Sejarah

Pondok Tegalsari

Cikal bakal Pondok Modern Darussalam Gontor bermula pada abad ke-18, saat Kyai Ageng Hasan Besari mendirikan Pondok Tegalsari di Desa Jetis Ponorogo Jawa Timur (10 KM ke arah selatan kota Ponorogo). Pondok Tegalsari sangat termasyhur pada masanya, sehingga didatangi ribuan santri dari berbagai daerah di pelosok nusantara.

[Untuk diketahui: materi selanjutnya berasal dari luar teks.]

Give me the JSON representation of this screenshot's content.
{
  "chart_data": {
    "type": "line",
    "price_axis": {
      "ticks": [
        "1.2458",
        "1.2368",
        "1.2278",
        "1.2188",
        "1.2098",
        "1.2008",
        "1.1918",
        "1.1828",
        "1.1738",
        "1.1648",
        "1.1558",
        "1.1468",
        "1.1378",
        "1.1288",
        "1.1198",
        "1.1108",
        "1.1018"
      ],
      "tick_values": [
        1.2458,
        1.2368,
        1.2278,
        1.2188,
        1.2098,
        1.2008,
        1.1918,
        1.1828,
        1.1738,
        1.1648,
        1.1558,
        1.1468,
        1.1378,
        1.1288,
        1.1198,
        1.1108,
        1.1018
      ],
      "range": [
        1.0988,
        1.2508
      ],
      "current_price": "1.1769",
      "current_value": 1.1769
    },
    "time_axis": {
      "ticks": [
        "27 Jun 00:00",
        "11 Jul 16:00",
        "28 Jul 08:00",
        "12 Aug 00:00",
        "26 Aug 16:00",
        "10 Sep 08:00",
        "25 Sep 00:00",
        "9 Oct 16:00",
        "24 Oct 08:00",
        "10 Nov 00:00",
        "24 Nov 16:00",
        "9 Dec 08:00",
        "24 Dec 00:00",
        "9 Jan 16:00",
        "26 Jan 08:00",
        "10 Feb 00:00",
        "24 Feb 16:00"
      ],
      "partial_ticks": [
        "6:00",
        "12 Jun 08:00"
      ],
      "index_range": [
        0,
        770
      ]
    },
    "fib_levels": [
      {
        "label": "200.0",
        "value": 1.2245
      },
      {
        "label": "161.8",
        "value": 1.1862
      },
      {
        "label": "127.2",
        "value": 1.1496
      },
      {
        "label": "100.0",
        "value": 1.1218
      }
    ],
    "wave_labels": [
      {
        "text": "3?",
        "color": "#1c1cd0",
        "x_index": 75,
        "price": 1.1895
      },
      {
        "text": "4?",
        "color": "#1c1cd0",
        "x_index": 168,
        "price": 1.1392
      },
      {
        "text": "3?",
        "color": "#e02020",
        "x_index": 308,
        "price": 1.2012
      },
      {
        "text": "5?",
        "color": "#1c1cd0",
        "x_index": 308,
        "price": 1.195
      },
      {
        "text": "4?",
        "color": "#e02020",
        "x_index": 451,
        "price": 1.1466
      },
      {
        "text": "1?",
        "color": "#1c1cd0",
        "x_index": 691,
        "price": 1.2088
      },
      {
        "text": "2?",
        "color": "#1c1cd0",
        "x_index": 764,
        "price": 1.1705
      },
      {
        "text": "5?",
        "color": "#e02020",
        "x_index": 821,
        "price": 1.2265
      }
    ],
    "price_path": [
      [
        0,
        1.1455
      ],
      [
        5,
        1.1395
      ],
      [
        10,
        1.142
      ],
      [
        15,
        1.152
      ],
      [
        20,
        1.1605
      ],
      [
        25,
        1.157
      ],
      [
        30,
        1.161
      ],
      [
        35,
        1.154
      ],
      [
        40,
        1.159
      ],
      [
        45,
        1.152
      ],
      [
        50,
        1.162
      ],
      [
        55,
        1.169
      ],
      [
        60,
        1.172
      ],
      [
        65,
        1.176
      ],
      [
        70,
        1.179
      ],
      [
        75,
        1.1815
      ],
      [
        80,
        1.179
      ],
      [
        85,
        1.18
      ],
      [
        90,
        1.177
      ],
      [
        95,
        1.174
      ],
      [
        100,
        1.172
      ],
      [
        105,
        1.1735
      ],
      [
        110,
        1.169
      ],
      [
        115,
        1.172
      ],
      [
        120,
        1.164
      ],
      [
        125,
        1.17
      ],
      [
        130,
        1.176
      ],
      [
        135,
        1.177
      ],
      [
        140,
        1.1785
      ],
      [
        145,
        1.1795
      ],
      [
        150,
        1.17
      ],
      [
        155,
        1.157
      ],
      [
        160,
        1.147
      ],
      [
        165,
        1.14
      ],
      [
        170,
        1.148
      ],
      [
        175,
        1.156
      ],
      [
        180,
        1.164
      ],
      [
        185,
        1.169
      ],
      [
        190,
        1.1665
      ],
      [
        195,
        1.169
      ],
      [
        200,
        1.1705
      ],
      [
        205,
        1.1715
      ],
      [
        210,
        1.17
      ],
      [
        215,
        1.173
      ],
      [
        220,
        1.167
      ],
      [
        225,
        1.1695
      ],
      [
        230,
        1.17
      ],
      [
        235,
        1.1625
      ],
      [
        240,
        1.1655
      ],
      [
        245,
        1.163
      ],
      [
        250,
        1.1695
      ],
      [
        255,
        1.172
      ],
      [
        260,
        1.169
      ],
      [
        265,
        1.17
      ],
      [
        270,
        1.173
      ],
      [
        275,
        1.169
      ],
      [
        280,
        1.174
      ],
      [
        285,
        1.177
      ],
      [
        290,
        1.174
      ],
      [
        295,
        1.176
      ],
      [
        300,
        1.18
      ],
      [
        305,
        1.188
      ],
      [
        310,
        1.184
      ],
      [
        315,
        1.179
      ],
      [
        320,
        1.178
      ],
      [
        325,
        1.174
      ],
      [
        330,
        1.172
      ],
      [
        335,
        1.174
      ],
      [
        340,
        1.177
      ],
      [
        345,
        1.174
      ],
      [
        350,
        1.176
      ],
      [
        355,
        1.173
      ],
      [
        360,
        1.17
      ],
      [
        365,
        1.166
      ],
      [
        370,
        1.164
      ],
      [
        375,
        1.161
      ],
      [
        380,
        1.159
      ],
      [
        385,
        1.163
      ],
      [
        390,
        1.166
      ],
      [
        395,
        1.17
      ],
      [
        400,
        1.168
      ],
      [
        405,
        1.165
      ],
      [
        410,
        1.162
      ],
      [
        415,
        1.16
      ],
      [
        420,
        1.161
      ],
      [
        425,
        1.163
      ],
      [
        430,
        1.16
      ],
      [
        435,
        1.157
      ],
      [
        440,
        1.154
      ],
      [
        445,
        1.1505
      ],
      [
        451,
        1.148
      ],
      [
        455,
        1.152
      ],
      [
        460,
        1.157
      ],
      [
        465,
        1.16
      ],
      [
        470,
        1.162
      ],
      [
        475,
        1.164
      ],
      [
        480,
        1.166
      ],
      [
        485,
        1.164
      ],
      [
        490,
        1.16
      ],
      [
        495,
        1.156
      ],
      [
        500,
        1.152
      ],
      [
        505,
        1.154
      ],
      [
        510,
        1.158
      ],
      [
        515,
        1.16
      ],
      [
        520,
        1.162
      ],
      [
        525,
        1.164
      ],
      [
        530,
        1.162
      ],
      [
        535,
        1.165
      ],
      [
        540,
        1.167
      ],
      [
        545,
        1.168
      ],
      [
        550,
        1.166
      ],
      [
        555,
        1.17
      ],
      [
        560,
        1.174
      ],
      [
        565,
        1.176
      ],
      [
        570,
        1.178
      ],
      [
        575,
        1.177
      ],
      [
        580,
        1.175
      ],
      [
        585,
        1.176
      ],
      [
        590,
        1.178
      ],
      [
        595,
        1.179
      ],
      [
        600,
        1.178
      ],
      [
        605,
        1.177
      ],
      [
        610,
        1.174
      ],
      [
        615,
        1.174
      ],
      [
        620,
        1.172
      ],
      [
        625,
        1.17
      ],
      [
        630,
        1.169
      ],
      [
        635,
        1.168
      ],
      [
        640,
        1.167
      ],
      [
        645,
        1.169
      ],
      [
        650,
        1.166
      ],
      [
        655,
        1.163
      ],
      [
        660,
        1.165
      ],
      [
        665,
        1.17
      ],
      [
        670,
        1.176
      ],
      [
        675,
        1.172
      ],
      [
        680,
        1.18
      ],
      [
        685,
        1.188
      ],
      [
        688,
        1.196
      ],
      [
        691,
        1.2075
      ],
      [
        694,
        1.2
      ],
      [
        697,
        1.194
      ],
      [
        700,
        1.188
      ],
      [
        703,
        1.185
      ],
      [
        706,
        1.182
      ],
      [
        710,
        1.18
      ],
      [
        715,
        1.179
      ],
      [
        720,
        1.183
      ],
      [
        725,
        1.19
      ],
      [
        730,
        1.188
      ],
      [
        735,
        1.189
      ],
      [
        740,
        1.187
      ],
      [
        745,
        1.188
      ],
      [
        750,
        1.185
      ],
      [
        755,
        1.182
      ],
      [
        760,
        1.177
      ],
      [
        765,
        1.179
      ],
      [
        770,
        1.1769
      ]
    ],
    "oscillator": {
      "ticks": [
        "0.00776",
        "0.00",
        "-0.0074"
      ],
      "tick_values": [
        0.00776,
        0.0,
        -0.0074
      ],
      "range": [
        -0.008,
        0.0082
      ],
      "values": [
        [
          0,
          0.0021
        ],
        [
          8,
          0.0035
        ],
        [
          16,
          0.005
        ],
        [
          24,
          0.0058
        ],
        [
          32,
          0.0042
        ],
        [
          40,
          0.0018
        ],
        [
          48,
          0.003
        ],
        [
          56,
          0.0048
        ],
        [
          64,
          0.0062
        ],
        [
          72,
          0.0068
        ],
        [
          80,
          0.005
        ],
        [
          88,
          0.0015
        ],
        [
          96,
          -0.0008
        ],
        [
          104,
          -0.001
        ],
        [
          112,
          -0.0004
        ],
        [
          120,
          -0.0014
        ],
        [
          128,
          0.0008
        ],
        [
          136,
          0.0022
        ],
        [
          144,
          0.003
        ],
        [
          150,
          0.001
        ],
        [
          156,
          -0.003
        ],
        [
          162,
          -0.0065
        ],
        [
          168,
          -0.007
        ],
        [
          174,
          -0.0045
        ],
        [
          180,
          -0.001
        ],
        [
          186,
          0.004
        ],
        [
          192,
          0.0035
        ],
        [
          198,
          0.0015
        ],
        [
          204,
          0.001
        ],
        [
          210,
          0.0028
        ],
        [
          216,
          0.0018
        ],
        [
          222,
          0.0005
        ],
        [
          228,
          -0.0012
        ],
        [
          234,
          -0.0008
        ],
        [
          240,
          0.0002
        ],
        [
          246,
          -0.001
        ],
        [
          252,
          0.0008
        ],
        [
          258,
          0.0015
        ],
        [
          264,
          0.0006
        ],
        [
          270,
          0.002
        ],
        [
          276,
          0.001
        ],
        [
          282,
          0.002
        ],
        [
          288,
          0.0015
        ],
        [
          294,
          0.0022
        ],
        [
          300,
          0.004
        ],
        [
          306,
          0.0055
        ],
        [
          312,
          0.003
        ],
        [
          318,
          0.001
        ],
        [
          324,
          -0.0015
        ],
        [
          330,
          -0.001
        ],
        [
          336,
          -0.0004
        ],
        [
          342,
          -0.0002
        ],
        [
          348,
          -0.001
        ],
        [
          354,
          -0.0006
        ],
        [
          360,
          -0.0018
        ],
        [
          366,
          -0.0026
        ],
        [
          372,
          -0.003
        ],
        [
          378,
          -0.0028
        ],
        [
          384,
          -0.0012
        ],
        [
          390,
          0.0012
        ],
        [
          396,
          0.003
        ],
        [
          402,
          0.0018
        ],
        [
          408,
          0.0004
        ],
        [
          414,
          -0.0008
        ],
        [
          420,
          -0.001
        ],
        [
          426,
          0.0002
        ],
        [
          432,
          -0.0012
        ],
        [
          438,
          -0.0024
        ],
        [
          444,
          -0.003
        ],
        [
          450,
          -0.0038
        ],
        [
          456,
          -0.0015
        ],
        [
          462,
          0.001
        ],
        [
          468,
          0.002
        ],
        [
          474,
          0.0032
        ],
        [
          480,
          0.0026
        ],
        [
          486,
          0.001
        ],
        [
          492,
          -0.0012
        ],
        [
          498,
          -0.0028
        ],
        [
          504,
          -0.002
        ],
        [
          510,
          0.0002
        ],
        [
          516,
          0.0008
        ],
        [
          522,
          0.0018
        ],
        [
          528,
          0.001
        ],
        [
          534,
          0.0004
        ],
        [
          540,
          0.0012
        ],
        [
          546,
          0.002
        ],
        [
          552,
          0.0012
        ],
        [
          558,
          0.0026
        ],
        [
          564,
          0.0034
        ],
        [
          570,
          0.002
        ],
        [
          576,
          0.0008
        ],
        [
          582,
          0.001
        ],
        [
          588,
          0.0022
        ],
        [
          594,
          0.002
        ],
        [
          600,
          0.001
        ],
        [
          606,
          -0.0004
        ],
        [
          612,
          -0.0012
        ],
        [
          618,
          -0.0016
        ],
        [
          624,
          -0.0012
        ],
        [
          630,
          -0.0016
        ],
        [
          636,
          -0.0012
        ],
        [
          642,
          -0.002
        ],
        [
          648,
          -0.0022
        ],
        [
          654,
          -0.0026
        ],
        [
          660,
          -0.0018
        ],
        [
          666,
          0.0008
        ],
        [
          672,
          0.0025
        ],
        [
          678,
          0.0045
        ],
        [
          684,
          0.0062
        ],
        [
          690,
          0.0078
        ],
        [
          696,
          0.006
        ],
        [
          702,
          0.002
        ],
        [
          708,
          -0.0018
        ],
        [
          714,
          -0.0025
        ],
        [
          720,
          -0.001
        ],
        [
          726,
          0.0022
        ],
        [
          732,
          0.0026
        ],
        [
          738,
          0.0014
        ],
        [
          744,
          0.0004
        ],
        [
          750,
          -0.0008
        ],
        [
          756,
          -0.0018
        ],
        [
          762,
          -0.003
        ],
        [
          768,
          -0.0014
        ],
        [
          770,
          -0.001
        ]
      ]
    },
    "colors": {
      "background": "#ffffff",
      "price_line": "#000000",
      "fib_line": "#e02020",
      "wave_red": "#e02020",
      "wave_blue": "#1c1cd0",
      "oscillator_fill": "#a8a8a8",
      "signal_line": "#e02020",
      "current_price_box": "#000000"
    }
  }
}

Kepemimpinan Pondok Tegalsari berlangsung selama enam generasi.

Periode Nama Keterangan
Generasi 1 Kyai Ageng Hasan Besari w.1760
Generasi 2 Kyai Ilyas
Generasi 3 Kyai Hasan Yahya
Generasi 4 Kyai Hasan Besari II w. 1862
Generasi 5 Kyai Hasan Anom w. 1873
Generasi 6 Kyai Hasan Khalifah w. 1883

Pada pertengahan abad ke-19 yaitu pada masa Kyai Hasan Khalifah, Pondok Tegalsari mulai mengalami kemunduran. Pada saat itu, dia mempunyai seorang santri kesayangan bernama R.M. Sulaiman Djamaluddin, seorang keturunan Keraton Kasepuhan Cirebon. Kyai Hasan Khalifah kemudian menikahkan putri bungsunya Oemijatin (dikenal dengan Nyai Sulaiman) dengan R.M. Sulaiman Djamaluddin dan mereka diberi tugas mendirikan pesantren baru untuk meneruskan Pondok Tegalsari, yang di kemudian hari pesantren baru ini dikenal dengan Pondok Gontor Lama.

Pondok Gontor Lama

Berbekal 40 santri yang dibawa dari Pondok Tegalsari, Kyai R.M. Sulaiman Djamaluddin bersama istrinya mendirikan Pondok Gontor Lama di sebuah tempat yang terletak ± 3 kilometer sebelah timur Tegalsari dan 11 kilometer ke arah tenggara dari kota Ponorogo. Pada saat itu, Gontor masih merupakan hutan dan kerap kali dijadikan persembunyian perampok, penjahat, dan penyamun. Kepemimpinan Pondok Gontor Lama berlangsung selama tiga generasi.

  • Generasi 1: Kyai R.M. Sulaiman Djamaluddin (pendiri Pondok Gontor Lama)
  • Generasi 2: Kyai Archam Anom Besari (putra Kyai R.M. Sulaiman)
  • Generasi 3: Kyai Santoso Anom Besari (putra Kyai Archam Anom Besari)

Kyai Santoso Anom Besari menikah dengan Rr. Sudarmi, keturunan R.M. Sosrodiningrat (Bupati Madiun). Kyai Santoso Anom wafat pada tahun 1918 di usia muda dan meninggalkan 7 anak yang masih kecil. Kepemimpinan Pondok Gontor Lama pun akhirnya berakhir, Di kemudian hari, tiga dari tujuh putra-putri Kyai Santoso Anom Besari menghidupkan kembali Pondok Gontor Lama dengan memperbarui dan meningkatkan sistem serta kurikulumnya.

Pondok Modern Darussalam Gontor

Setelah menuntut ilmu di berbagai pesantren tradisional dan lembaga modern, tiga orang putra Kyai Santoso Anom akhirnya kembali ke Gontor dan pada tanggal 20 September 1926 bertepatan dengan 12 Rabiul Awwal 1345, dalam peringatan Maulid Nabi SAW, mereka mengikrarkan berdirinya Pondok Modern Darussalam Gontor (PMDG). Ketiganya dikenal dengan sebutan Trimurti Pendiri Pondok Modern Darussalam Gontor, yaitu.

- K.H.Ahmad Sahal (1901 - 1977).
- K.H.Zainudin Fananie (1908 - 1967)
- K.H.Imam Zarkasyi (1910 - 1985)

Pada tanggal 12 Oktober 1958 bertepatan dengan 28 Rabi’ul Awwal 1378, Trimurti mewakafkan PMDG kepada Umat Islam. Sebuah pengorbanan kepemilikan pribadi demi kemaslahatan umat. Pihak penerima amanat diwakili oleh 15 anggota alumni Gontor (IKPM) yang kemudian menjadi Badan Wakaf PMDG.